Hepatic macrophages and Kupffer cells can take in iron exclusively through phagocytosis of senescent erythrocytes and/or damaged hepatocytes. Then, iron can be recycled to the blood through the iron-exporter ferroportin [8]. Therefore, ferroportin levels can affect iron sequestration within hepatic macrophages and Kupffer cells. However, the differences in hepcidin mRNA levels among the groups of patients with stainable iron did not reach statistical significance, making it difficult to determine whether hepcidin alone could affect iron deposition patterns. Mechanisms other than hepcidin may therefore be responsible for iron deposition in hepatic macrophages and Kupffer cells.

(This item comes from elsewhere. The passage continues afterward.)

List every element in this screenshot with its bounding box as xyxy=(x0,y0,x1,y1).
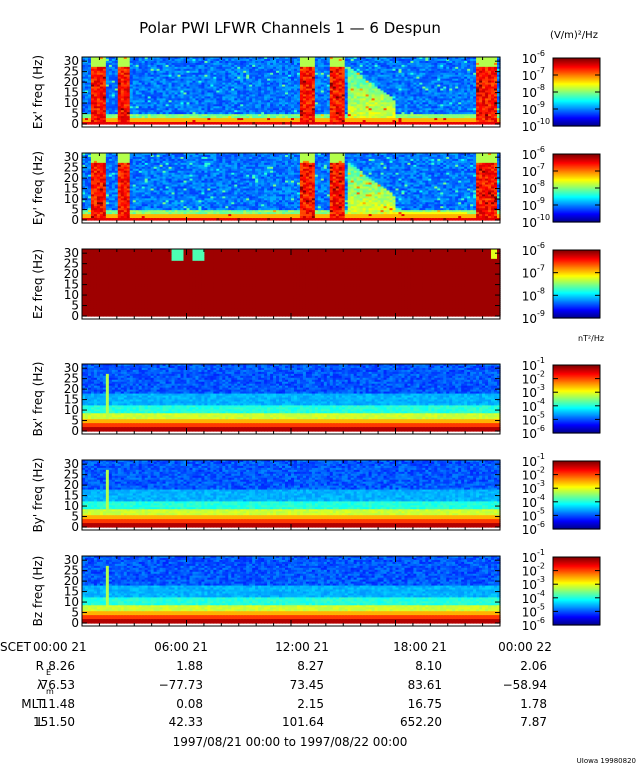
heatmap-cells xyxy=(82,57,501,125)
magnetic-units-label: nT²/Hz xyxy=(578,334,604,343)
figure-title: Polar PWI LFWR Channels 1 — 6 Despun xyxy=(139,19,441,37)
electric-units-label: (V/m)²/Hz xyxy=(550,30,598,41)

Finally, the effects of phlebotomy on ALT levels were examined. To the best of our knowledge, the current study is the first to compare the efficacy of phlebotomy among patients with different iron deposition patterns. Interestingly, the effects of phlebotomy on ALT levels tended to be greater in patients with REC iron deposition. These findings indicate the importance of iron reduction in nonparenchymal cells for inhibition of disease progression.

5. Conclusion

In summary, REC iron deposition in CHepC was associated with disease severities and enhanced production of TNF-α. Although inappropriate hepatic synthesis of hepcidin can promote hepatic iron deposition, additional mechanisms should be considered to explain how iron deposition patterns develop. Phlebotomy should be especially considered for patients with nonparenchymal hepatic iron deposition.